The next day I am seen by strangers. “Oh you look so cute today!” the woman in the frozen aisle says to me. I say thank you and I hold on to her words. Tightly, before I forget them, I take her words and I shove them in a jar for safe keeping, for days I become invisible again. Today I am on top of the world, I can feel the sun touch my skin, hugging my body, singing, “it will be okay.” I let the world in and it embraces me as an old friend, “welcome back,” Mother Nature whispers. I see the colors as for the first time, vibrant and extraordinary shades of green; the blades of grass shake in the warm wind. This is what life is. Even the bird chirp makes me feel a part of something bigger.

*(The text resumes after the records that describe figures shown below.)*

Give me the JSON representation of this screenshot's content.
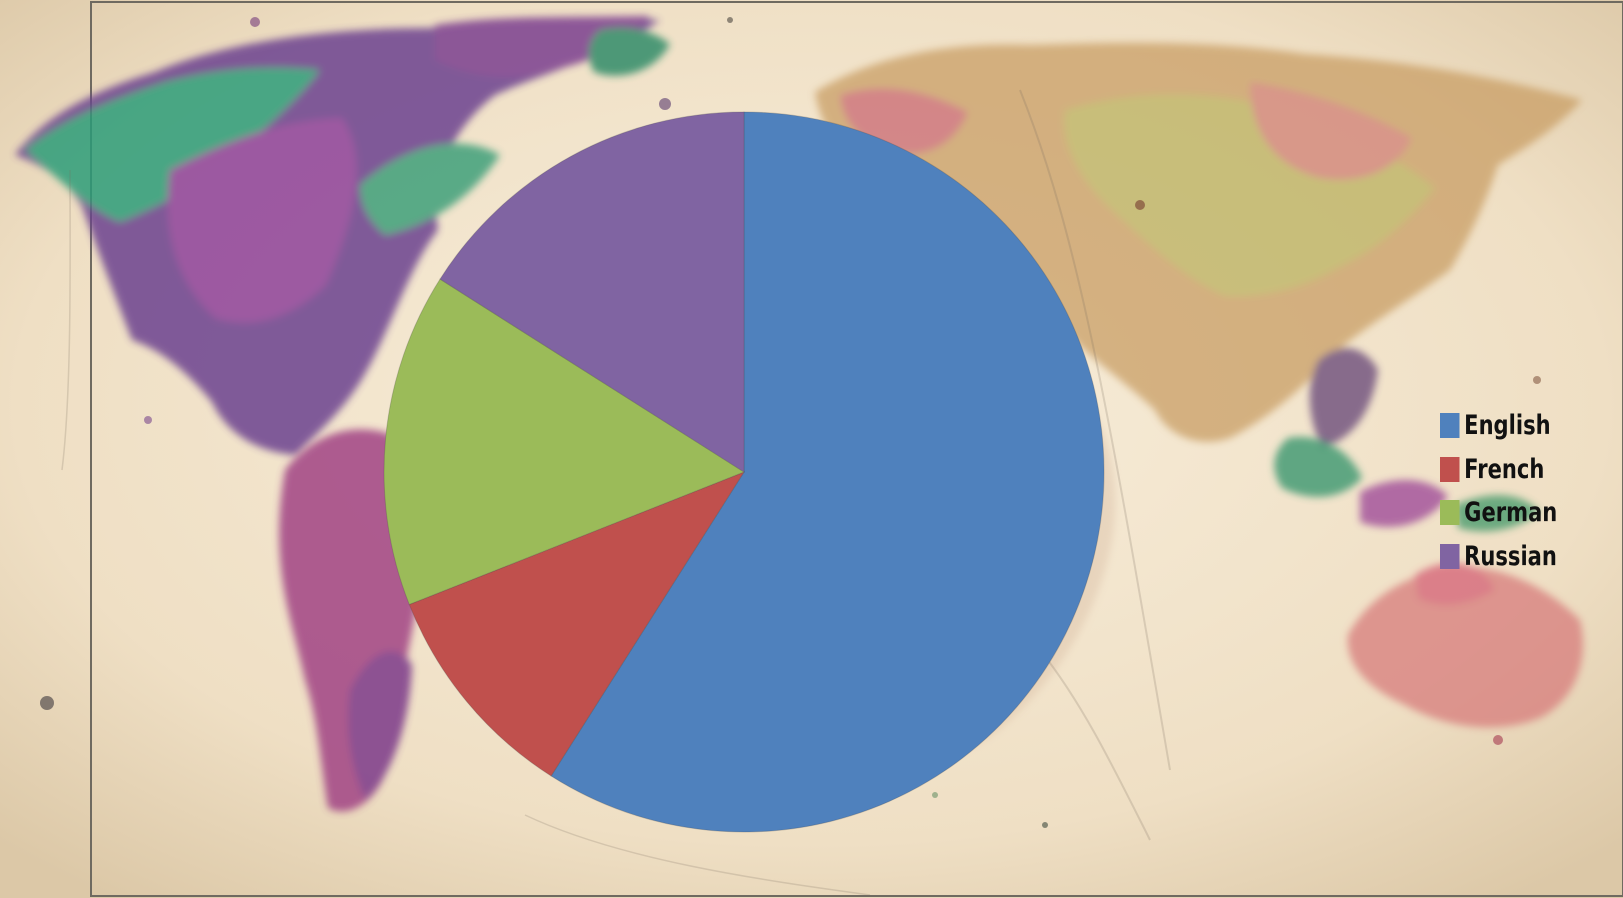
{
  "colors": {
    "background": "#f2e6cf",
    "border": "#6f6a60"
  },
  "chart_data": {
    "type": "pie",
    "title": "",
    "categories": [
      "English",
      "French",
      "German",
      "Russian"
    ],
    "values": [
      59,
      10,
      15,
      16
    ],
    "colors": [
      "#4f81bd",
      "#c0504d",
      "#9bbb59",
      "#8064a2"
    ],
    "start_angle_deg": 0,
    "direction": "clockwise",
    "legend_position": "right",
    "data_labels": false
  },
  "legend": {
    "items": [
      {
        "label": "English",
        "color": "#4f81bd"
      },
      {
        "label": "French",
        "color": "#c0504d"
      },
      {
        "label": "German",
        "color": "#9bbb59"
      },
      {
        "label": "Russian",
        "color": "#8064a2"
      }
    ]
  }
}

Then next day I wake up and I hear the chirping of birds and I swear to god if they don’t shut the fuck up, then I am going to kill them all. Jace muffles good morning and I think to myself what is good about this morning? I begin to cry because just yesterday I was happy, I let the happiness slip through my fingers. I open the jar to relive the happy moments but I can’t even find the damn jar. I can’t even remember where the jar is. I cry harder and Jace is confused because we’ve only been up for 20 minutes and I already feel the crippling tinge of suicide. I can feel the fear set in, the angst of self-harm, I feel it all so much. My emotional skin is thin, paper thin; I can feel every inch of sadness beating into my body, cutting me open, leaving me vulnerable and more weak than I started. I am so worked up at this point I am literally choking on my saliva, coughing, wrapping myself in the blankets so the sun can never see me, so it can never touch my skin again. I tuck my knees to my chest, and rock underneath the blankets, I bury myself deeper and deeper trying to find safety.

So when Fitzgerald writes, “-it’s harder to deprive oneself of a pain than a pleasure,” and Voltaire replies, “for is there anything more stupid than to be eager to go on carrying a burden which one would gladly throw away, to loathe one’s very being and yet to hold it fast, to fondle the snake that devours us until it has eaten our hearts away?” I tilt my head down and let the tears fall. Because I like these men, question it all too much. I ask myself why I can feel so much sadness but struggle with happiness. I question why I crave life when I beg for death? Why I can’t let today’s troubles roll off my shoulders, why I hold onto it and play it over and over again in my head until I am paranoid to the point where I cannot move. Why do I let the snake tangle itself around my neck, suffocating me… slowly killing me? Why can’t I let it go?

I don’t know I just have always been.